Since the Court has denied Defendants’ motion for summary judgment as to Plaintiffs federal claims, the Court will exercise supplemental jurisdiction over Plaintiffs state-law claims.6
IV. CONCLUSION
After carefully reviewing the entire record in this matter, the parties’ submissions and the applicable law, and for the above-stated reasons, the Court hereby
ORDERS that Defendants’ motion for summary judgment is DENIED; and the Court further
ORDERS that the Clerk of the Court shall serve a copy of this Memorandum-Decision and Order on the parties in accordance with the Local Rules.
IT IS SO ORDERED.
. Unless otherwise noted, the facts set forth in the "Background” section of this Memorandum-Decision and Order are not in dispute.
. To avoid confusion, anytime the Court references a specific page number for an entry on the docket, it will cite to the page number assigned by the Court's electronic filing system.

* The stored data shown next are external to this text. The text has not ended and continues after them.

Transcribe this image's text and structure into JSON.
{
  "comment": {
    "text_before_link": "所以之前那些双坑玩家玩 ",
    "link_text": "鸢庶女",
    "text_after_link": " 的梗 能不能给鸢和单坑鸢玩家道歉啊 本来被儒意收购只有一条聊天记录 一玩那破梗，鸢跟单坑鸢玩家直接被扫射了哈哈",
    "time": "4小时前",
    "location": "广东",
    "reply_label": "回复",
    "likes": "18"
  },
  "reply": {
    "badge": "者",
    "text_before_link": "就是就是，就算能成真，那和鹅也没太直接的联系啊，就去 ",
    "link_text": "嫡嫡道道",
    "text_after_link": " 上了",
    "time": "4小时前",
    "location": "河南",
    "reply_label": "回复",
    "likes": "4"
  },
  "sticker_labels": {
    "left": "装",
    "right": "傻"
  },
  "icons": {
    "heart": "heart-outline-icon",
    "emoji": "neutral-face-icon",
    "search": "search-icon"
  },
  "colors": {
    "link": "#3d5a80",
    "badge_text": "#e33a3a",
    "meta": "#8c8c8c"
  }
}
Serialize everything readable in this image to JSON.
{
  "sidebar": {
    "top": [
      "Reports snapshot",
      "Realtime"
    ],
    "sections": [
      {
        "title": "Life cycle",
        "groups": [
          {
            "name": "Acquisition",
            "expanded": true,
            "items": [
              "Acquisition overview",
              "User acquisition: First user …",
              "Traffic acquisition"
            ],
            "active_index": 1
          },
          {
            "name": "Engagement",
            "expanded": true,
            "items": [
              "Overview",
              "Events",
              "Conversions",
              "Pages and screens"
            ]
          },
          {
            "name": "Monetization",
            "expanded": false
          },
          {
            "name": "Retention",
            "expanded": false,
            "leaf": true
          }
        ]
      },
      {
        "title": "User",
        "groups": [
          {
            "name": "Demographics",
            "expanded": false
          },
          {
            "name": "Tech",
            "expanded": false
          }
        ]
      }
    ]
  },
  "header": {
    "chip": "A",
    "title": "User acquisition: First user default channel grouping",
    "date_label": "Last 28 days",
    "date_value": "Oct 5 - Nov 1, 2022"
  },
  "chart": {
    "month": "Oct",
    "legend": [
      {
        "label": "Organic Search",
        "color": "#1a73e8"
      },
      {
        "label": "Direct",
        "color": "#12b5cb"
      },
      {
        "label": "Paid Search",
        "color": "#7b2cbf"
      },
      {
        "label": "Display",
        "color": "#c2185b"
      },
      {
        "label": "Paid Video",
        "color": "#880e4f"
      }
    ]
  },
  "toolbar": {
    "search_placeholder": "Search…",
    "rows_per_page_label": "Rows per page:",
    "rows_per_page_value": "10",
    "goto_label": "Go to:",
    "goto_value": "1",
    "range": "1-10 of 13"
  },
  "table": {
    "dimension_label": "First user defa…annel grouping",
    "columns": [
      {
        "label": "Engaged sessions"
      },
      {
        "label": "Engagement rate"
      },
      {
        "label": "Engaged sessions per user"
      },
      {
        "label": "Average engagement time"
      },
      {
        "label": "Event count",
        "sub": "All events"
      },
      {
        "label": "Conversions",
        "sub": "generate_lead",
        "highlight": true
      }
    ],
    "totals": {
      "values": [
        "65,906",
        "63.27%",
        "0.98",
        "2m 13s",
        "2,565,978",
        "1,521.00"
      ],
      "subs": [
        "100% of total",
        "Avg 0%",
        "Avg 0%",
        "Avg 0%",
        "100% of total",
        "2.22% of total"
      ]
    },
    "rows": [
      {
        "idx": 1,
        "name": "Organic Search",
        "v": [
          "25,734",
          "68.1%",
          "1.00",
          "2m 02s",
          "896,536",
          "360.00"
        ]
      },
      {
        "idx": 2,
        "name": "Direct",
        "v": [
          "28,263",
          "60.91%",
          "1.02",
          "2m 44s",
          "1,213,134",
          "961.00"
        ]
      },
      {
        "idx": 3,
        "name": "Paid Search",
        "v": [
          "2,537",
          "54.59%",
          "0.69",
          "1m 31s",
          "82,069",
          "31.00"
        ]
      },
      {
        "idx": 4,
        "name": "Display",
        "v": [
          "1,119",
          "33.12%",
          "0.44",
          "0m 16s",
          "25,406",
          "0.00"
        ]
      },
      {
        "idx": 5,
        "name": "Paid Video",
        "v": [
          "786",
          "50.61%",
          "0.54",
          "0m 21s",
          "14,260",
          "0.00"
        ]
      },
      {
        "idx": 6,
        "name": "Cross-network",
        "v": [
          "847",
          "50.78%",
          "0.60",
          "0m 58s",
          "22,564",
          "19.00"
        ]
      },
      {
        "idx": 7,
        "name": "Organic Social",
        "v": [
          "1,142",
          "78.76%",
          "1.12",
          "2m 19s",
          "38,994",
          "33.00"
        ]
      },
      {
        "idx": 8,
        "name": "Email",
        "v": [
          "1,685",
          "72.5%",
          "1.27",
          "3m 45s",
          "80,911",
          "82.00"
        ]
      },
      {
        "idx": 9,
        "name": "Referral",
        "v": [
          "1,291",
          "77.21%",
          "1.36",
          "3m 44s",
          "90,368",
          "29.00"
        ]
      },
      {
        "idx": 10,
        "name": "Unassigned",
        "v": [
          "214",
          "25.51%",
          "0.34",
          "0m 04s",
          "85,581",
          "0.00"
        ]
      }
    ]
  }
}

. Although the parties contend that Plaintiff's Eighth Amendment rights were violated, since Plaintiff was a pretrial detainee, his claim must be analyzed under the Due Process Clause of the Fourteenth Amendment. See, e.g., Toliver v. City of New York, 530 Fed.Appx. 90, 92 n. 1 (2d Cir.2013) (citations omitted); see also Dkt. No. 1 at ¶ 24 (indicating that Plaintiff was a pretrial detainee at the time of his death and citing to the Eighth and Fourteenth Amendments). However, such a distinction is of no moment for purposes of this Memorandum-Decision and Order given that "the standard for deliberate indifference is the same under the Due Process Clause of the Fourteenth Amendment as it is under the Eighth Amendment.” Caiozzo v. Koreman, 581 F.3d 63, 70-71 (2d Cir.2009) (citation omitted).
. According to Plaintiff and Plaintiff's expert, despite requests that Defendants preserve all evidence relating to this incident, Defendants' modified the door handles on the transport van before Plaintiff or his expert was able to inspect the vehicle. See Dkt. No. 57-2 at 6; Dkt. No. 58 at ¶ 12.
. Some courts have questioned the vitality of these factors given the heightened pleading standards imposed by the Supreme Court in Iqbal. See Bellamy v. Mount Vernon Hosp., No. 07 Civ. 1801(SAS), 2009 WL 1835939, *6 (S.D.N.Y. June 26, 2009) ("Only the first and *177part of the third Colon categories pass Iqbal’s muster — a supervisor is only held liable if that supervisor participates directly in the alleged constitutional violation or if that supervisor creates a policy or custom under which unconstitutional practices occurred”), aff'd 387 Fed.Appx. 55 (2d Cir.2010); Newton v. City of New York, 640 F.Supp.2d 426, 448 (S.D.N.Y.2009) ("[PJassive failure to train claims pursuant to section 1983 have not survived” post — Iqbal). Other courts, however, have held that "even after the U.S. Supreme Court's decision in Iqbal, these 'categories supporting personal liability of supervisors still apply as long as they are consistent with the requirements applicable to the'particular constitutional provision alleged to have been violated.’ " Hernandez v. Goord, No. 01 Civ. 9585(SHS), 2013 WL 2355448, *7 (S.D.N.Y. May 29, 2013) (quoting Qasem v. Toro, 737 F.Supp.2d 147, 152 (S.D.N.Y.2010)); see also Ramey v. Perez, No. 13 Civ. 00017(CM), 2014 WL 407097, *4 (S.D.N.Y. Jan. 31, 2014) ("Colon remains the standard in this Circuit for deciding whether personal involvement by supervisory officials is sufficiently alleged in the context of the Eighth Amendment”). The Second Circuit has yet to rule on the question. See Grullon v. City of New Haven, 720 F.3d 133, 139 (2d Cir.2013) (noting that Iqbal "may have heightened the requirements for showing a supervisor’s personal involvement with respect to certain constitutional violations,” but declining to reach thé issue).
. Even if the Court had granted Defendants’ motion for summary judgment as to Plaintiffs federal claims, the Court would have still exercised supplemental jurisdiction over Plaintiff's state-law claims due to the length of time this' matter has been pending before the Court, the proximity to trial, and the extensive discoveiy and motion practice in which the parties have engaged. See Vysovsky v. Glassman, No. 01 Civ. 2531, 2007 WL 3130562, *5-*6 (S.D.N.Y. Oct. 23, 2007).